Update: The incident now been confirmed as a ransomware attack. Managed service provider Advanced has confirmed that it was hit by a ransomware attack at 7am on August 4th.

It says the recovery process for NHS 111 and other urgent care providers will last a few days, while other services will take three to four weeks to return to full functionality.

The NHS has been subject to heighten cybercriminal activity since April, according to one cybersecurity provider (Image by georgeclerk / iStock)

“There is a new normal in terms of the threat activity that NHS Trusts and organisations are seeing,” said Andy Norton, European cyber risk officer at Armis.

Armis monitors a number of NHS Trusts’s networks for evidence of suspicious activity, including port scans or exploit attempts, connections to the dark web, and drive-by attacks. Since April this year, Norton says, it has seen consistent heightened activity.

Norton observes that the start of this activity coincided with prime minister Boris Johnson’s first visit to Ukraine, although there is ‘no concrete evidence’ to link the two. “Often cyber events follow things that are happening in the real world,” he says.

NHS 111 cyberattack: ‘hallmarks of ransomware’

On Friday last week, the Welsh Ambulance service reported a “major outage” of a system that refers patients from the NHS 111 service to out-of-hours GPs.

It later emerged that Advanced, an MSP whose customers include 36 NHS institutions, had suffered a cyberattack. Applications hosted by Advanced were unavailable to the NHS 111 service, with staff resorting to pen and paper, according to a report by The Register.

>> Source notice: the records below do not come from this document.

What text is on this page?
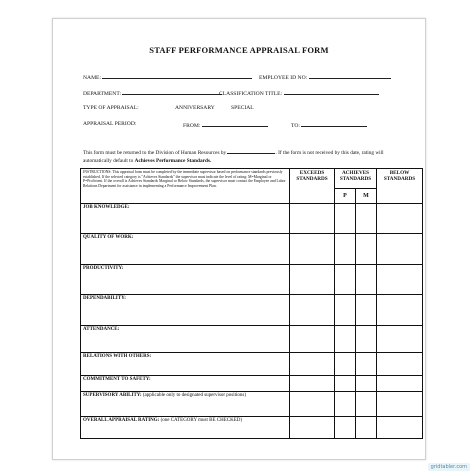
STAFF PERFORMANCE APPRAISAL FORM
NAME:	EMPLOYEE ID NO:
DEPARTMENT:	CLASSIFICATION TITLE:
TYPE OF APPRAISAL:	ANNIVERSARY	SPECIAL
APPRAISAL PERIOD:	FROM:	TO:
This form must be returned to the Division of Human Resources by	. If the form is not received by this date, rating will automatically default to Achieves Performance Standards.
INSTRUCTIONS: This appraisal form must be completed by the immediate supervisor based on performance standards previously established. If the selected category is "Achieves Standards" the supervisor must indicate the level of rating: M=Marginal or P=Proficient. If the overall is Achieves Standards Marginal or Below Standards, the supervisor must contact the Employee and Labor Relations Department for assistance in implementing a Performance Improvement Plan.	EXCEEDS STANDARDS	ACHIEVES STANDARDS		BELOW STANDARDS
		P	M	
JOB KNOWLEDGE:				
QUALITY OF WORK:				
PRODUCTIVITY:				
DEPENDABILITY:				
ATTENDANCE:				
RELATIONS WITH OTHERS:				
COMMITMENT TO SAFETY:				
SUPERVISORY ABILITY: (applicable only to designated supervisor positions)				
OVERALL APPRAISAL RATING: (one CATEGORY must BE CHECKED)				
gridtabler.com
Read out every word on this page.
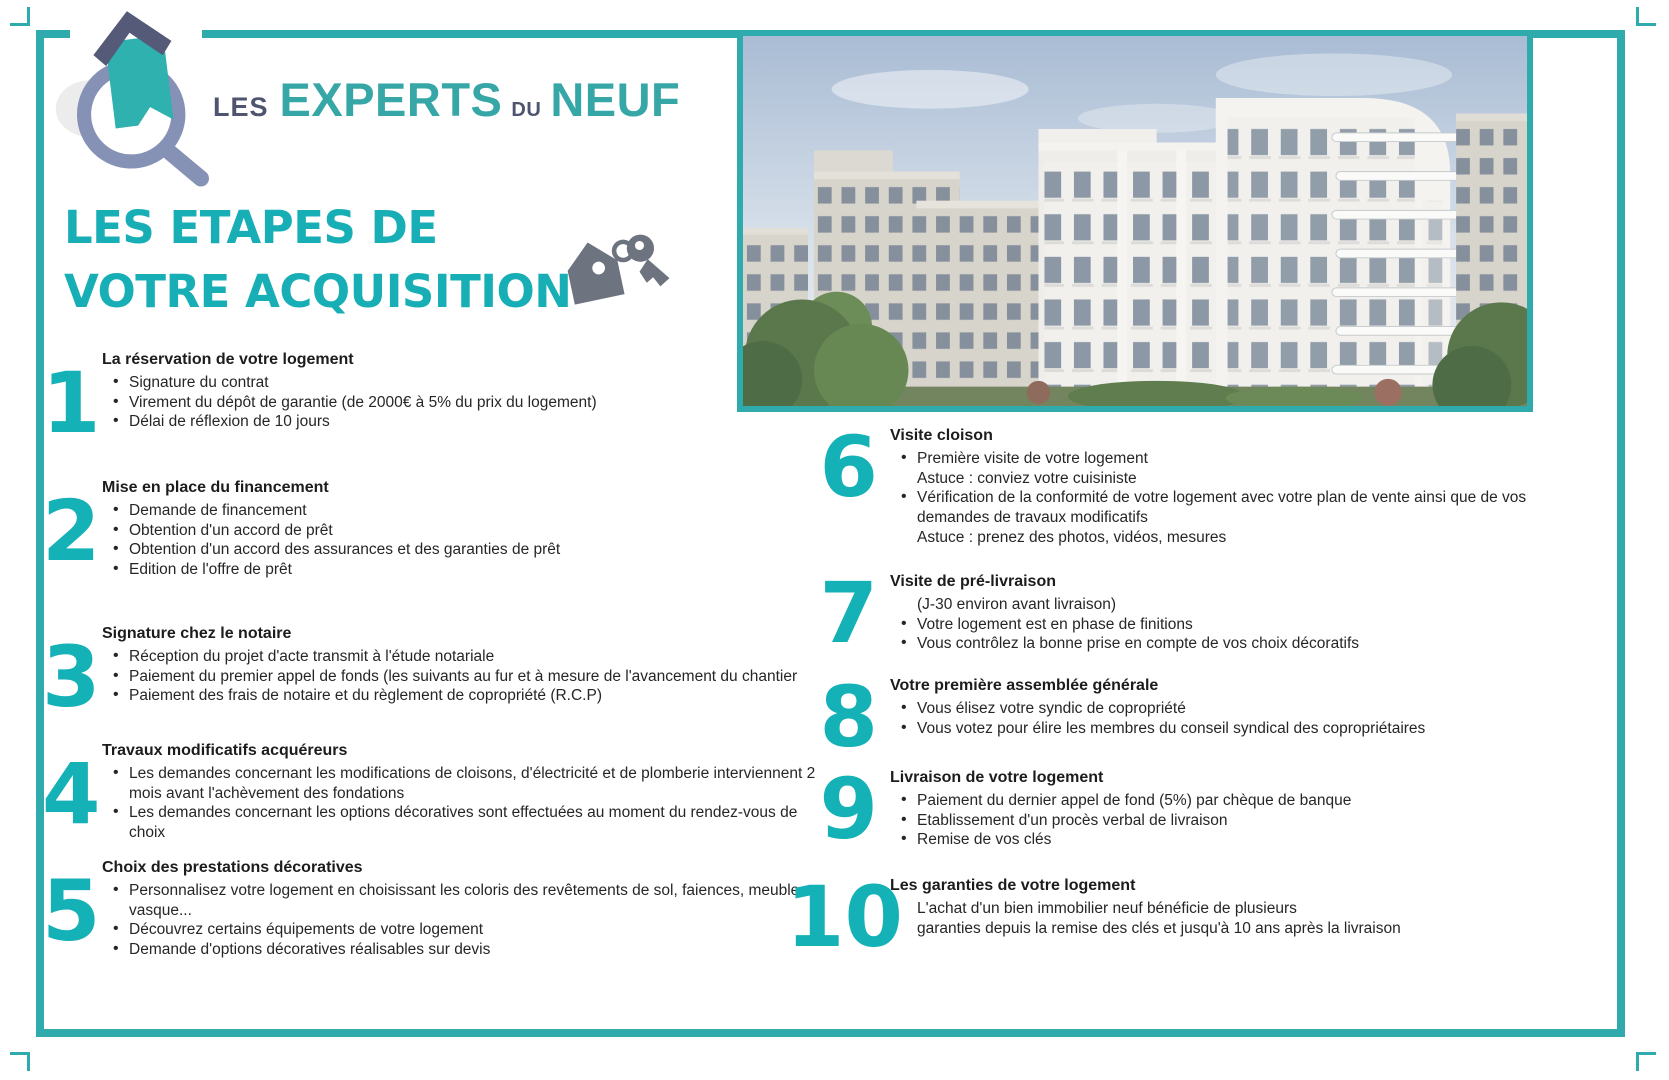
LES EXPERTS DU NEUF
LES ETAPES DE
VOTRE ACQUISITION
1 La réservation de votre logement
• Signature du contrat
• Virement du dépôt de garantie (de 2000€ à 5% du prix du logement)
• Délai de réflexion de 10 jours
2 Mise en place du financement
• Demande de financement
• Obtention d'un accord de prêt
• Obtention d'un accord des assurances et des garanties de prêt
• Edition de l'offre de prêt
3 Signature chez le notaire
• Réception du projet d'acte transmit à l'étude notariale
• Paiement du premier appel de fonds (les suivants au fur et à mesure de l'avancement du chantier
• Paiement des frais de notaire et du règlement de copropriété (R.C.P)
4 Travaux modificatifs acquéreurs
• Les demandes concernant les modifications de cloisons, d'électricité et de plomberie interviennent 2 mois avant l'achèvement des fondations
• Les demandes concernant les options décoratives sont effectuées au moment du rendez-vous de choix
5 Choix des prestations décoratives
• Personnalisez votre logement en choisissant les coloris des revêtements de sol, faiences, meuble vasque...
• Découvrez certains équipements de votre logement
• Demande d'options décoratives réalisables sur devis
6 Visite cloison
• Première visite de votre logement
Astuce : conviez votre cuisiniste
• Vérification de la conformité de votre logement avec votre plan de vente ainsi que de vos demandes de travaux modificatifs
Astuce : prenez des photos, vidéos, mesures
7 Visite de pré-livraison
(J-30 environ avant livraison)
• Votre logement est en phase de finitions
• Vous contrôlez la bonne prise en compte de vos choix décoratifs
8 Votre première assemblée générale
• Vous élisez votre syndic de copropriété
• Vous votez pour élire les membres du conseil syndical des copropriétaires
9 Livraison de votre logement
• Paiement du dernier appel de fond (5%) par chèque de banque
• Etablissement d'un procès verbal de livraison
• Remise de vos clés
10
Les garanties de votre logement
L'achat d'un bien immobilier neuf bénéficie de plusieurs
garanties depuis la remise des clés et jusqu'à 10 ans après la livraison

Advanced told customers that it had “identified an issue on infrastructure hosting products used by our health and care customers.

“Whilst the investigation is carried out Advanced has isolated all services and taken them offline to mitigate the risk of further impact,” it said. “This means that customers will not be able to access their systems and should revert to contingency measures.”

Armis’ Norton says that the incident bears the hallmarks of a ransomware attack. “If it was a [personally identifiable information] data breach, a disruption would not have been noticed because that attack is about stealthy longevity,” he says.

“When disruptive payloads like ransomware get deployed in an environment, that’s when we start to see a disruption of services.”

In the face of heightened cyberattacks, it is becoming increasingly important for NHS Trusts not only to invest in cybersecurity but also to “demonstrate publicly that you’ve [taken] all the security requirements that are appropriate and proportionate,” says Norton.

“That is really where we see a lot of Trusts going now, which is more of an investment in demonstrating that they’ve taken the appropriate measures.”